Agadir was destroyed by an earthquake in the early 1960s, and lacks an old town. There aren’t a lot of interesting places to which one can walk from the Riu Tikida Dunas hotel, and walking anywhere at all in the afternoon, when the wind off the sea becomes ferocious, is ill-advised for wearers of hard contact lenses, one of whom I am. Such is the wind’s ferocity that one can’t even lounge for long out by one of the lagoon-sized swimming pools.

One goes down to breakfast and enjoys, for instance, a cheese omelette in a crepe, scrambled eggs and fried potatoes in another crepe, and a great deal of fruit. (Nutritionists believe five daily portions of fruits and vegetable necessary for good health. In these all-inclusive situations, I commonly have around 25 portions per day.) Then one returns to his room and catches up on the news on CNN or RT (sort of the Russian equivalent of Al Jazeera), or watches an Arab cooking show, in which the contestants wear hijabs. There’s also a great deal of middlebrow German-language lite entertainment on offer, and Arab highbrow (I think, based on the extensive string sections) music. The latter makes me feel like a benighted parent in the mid-1950s, as it all sounds exactly the same to me.

Thus entertained, one tries to pretend he’s hungry and heads down to lunch, there to stuff himself anew. He lounges out by one of the pools for as long as the wind allows, and then returns to his room for more CNN, and to get tarted up for dinner, which is of course preceded by 45 minutes on Facebook and multiple (free, or at least pre-paid) cocktails at one of the hotel’s many bars. One wonders if Sex on the Beach being listed as Love on the Beach is a function of the host culture’s modesty.

Once having stuffed himself obscenely for the third time, one waddles at nine down to the big hotel theatre, in which the hotel’s perky young Animation (that is, entertainment) team presents a nightly show featuring lots of spirited dancing. Which isn’t to neglect to mention that on the night of our arrival, the entertainment consisted of a talent contest in which I and three other shanghaied male guests were required to dance like Michael Jackson, sing, unaccompanied, like whomever we wanted (in my case, Andy Williams, as on his hit version of “Moon River”), and lip-synch, in drag, to an iconic disco hit (in my case, “I Will Survive”).
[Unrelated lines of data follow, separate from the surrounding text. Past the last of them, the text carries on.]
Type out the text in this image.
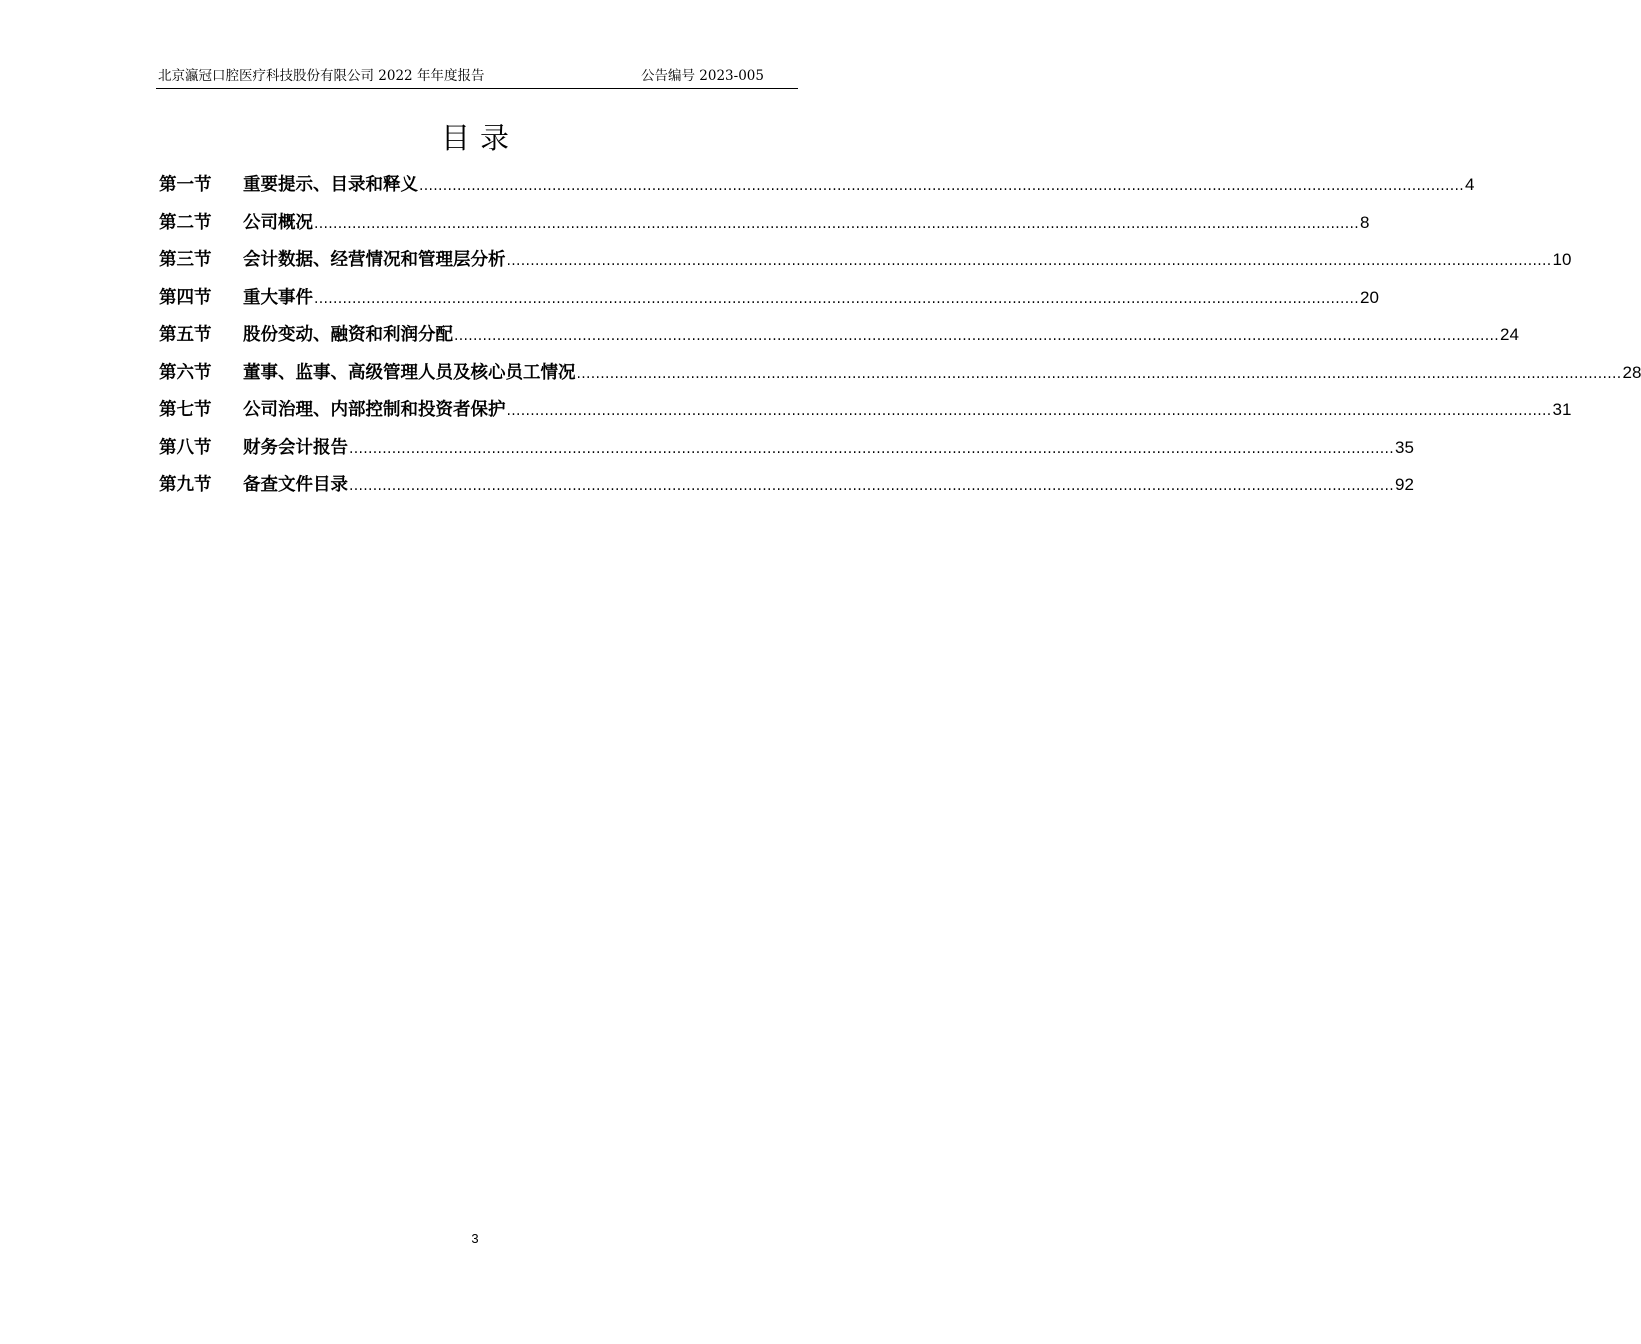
北京瀛冠口腔医疗科技股份有限公司 2022 年年度报告	公告编号 2023-005
目录
第一节	重要提示、目录和释义 ............................................................................................................................................................................................................................ 4
第二节	公司概况 ............................................................................................................................................................................................................................ 8
第三节	会计数据、经营情况和管理层分析 ............................................................................................................................................................................................................................ 10
第四节	重大事件 ............................................................................................................................................................................................................................ 20
第五节	股份变动、融资和利润分配 ............................................................................................................................................................................................................................ 24
第六节	董事、监事、高级管理人员及核心员工情况 ............................................................................................................................................................................................................................ 28
第七节	公司治理、内部控制和投资者保护 ............................................................................................................................................................................................................................ 31
第八节	财务会计报告 ............................................................................................................................................................................................................................ 35
第九节	备查文件目录 ............................................................................................................................................................................................................................ 92
3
I was adjudged the most talented of the four contestants, even though I’d ever tried to dance like Michael Jackson even in seclusion, and won a bottle of champagne. It might have been the proudest moment of my life.

We went on an excursion, to what we were told was a pint-sized version of Marrakech —  Taroudant — en route to which we observed goats in trees and an appalling amount of plastic litter strewn over the dusty, forlorn countryside. At Taroudant’s souk (marketplace), I was snarled at by the depicted carpenter (whose tools might have been right at home in the Bronze Age) for not offering him money to snap his picture. There is much brightly colored plastic crap on offer. 

Naturally, our tour included a visit to a place at which argan oil, produced from the kernels of the a tree, Argania spinosa L., endemic to Morocco, is produced as it would have been produced in the Bronze Age, at first by a woman smashing said kernels with a rock. We were of course offered the opportunity to buy some of the oil for either cosmetic or culinary use, and of course declined. I advised my bride that I might reconsider my resistance if we were to discover some Jesus-branded oil. We found none, as, since visiting Cyprus in 2003, we have not found a refrigerator magnet with a tiny thermometer in The Messiah’s belly. One must strike while the iron’s hot.

In spite of my bride’s fervent reluctance, we also visited the actual Agadir souk, where I nearly bought a toothbrush. The merchant told me that to which I’d taken a fancy cost dirhams, but I believed myself to be compelled to haggle (hadn’t my new pal Soufiane, who’d greeted our flight at the airport, advised exactly that?) The merchant was undelighted by my countering with an offer of three dirhams, and snatched the toothbrush out of my hand with palpable umbrage.

We were back at the hotel in time to stuff ourselves obscenely at lunch, and then to wonder how to fill in the hours before Love on the Beach time. I will not deny having been bored shitless much of my time in Agadir.